Cola verboten: Vatikan erneuert Regeln für den Gottesdienst

Rom/Italien, 23.04.2004/dpa Ein Jahr nach dem Verbot des gemeinsamen Abendmahls von Protestanten und Katholiken hat der Vatikan "missbräuchliche Praktiken" im Gottesdienst verurteilt. In einer am 23. April veröffentlichten "Instruktion" ermahnt die Kirchenleitung in Rom den Klerus und die Gläubigen, die Messordnung (Liturgie) streng einzuhalten. Verstösse sollten bei den zuständigen stellen in den Diözesen gemeldet werden.

Mit Blick auf Tendenzen vor allem in Deutschland und Europa werden zudem "gut gemeinte ökumenische Initiativen" kritisiert, "die der Disziplin bei der Eucharistie" (Abendmahl) widersprechen. Vatikan-Beobachter bezeichneten das Dokument mehrheitlich als "gemässigt", weil es nur die geltenden Regeln in Erinnerung rufe. So werde etwa auch die Zulassung von Mädchen und Frauen zum Altardienst ausdrücklich erlaubt.

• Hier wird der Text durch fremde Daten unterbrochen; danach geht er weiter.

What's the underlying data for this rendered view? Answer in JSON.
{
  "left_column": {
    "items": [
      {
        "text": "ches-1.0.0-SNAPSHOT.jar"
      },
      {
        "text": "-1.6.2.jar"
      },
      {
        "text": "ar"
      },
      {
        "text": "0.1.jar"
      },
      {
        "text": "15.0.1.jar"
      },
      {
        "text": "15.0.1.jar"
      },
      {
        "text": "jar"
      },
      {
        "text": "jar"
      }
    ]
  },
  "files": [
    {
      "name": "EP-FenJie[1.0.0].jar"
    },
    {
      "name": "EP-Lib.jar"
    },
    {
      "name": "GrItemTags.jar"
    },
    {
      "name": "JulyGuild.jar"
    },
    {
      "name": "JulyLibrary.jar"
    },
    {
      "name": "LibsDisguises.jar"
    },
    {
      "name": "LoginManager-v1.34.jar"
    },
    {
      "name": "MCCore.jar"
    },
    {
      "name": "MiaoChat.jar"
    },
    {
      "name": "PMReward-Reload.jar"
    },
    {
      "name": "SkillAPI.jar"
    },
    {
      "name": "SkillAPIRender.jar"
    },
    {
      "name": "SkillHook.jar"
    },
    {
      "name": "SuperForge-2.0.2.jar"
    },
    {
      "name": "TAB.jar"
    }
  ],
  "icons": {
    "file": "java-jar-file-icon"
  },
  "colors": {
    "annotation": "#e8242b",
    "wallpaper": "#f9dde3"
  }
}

Die Deutsche Bischofskonferenz begrüsste das 70-seitige Dokument mit dem Titel "Redemptionis Sacramentum" (Das Sakrament der Erlösung). Es sei zwar "von mancher Seite mit Besorgnis erwartet" worden. Es sei aber "keine Rückwendung hinter die Erneuerung der Liturgie durch das Zweite Vatikanische Konzil" vor 40 Jahren, meinten die deutschen Bischöfe. Kirchenkritiker lehnten das Schreiben hingegen als "reaktionär" ab.

Die Reformbewegung "Wir sind Kirche" sprach von einer "deutlichen Rückwärtsbewegung auf eine vor-konziliare Liturgie". Als Folge werde "die Zahl der Gottesdienstbesucher weiter zurückgehen". Man gehe davon aus, "dass die neue Instruktion im Kirchenvolk genauso wenig Beachtung findet" wie vorangegangene Weisungen.

Mit dem Schreiben schiebt der Vatikan der allzu freien Gestaltung von Gottesdiensten einen Riegel vor. Priester dürften nicht "aus eigenem Gutdünken" biblische Lesungen der Messe weglassen oder durch nicht-biblische Texte ersetzen, heisst es in dem Schreiben, das vom Präfekten der Kongregation für den Gottesdienst, Kardinal Francis Arinze, unterzeichnet wurde.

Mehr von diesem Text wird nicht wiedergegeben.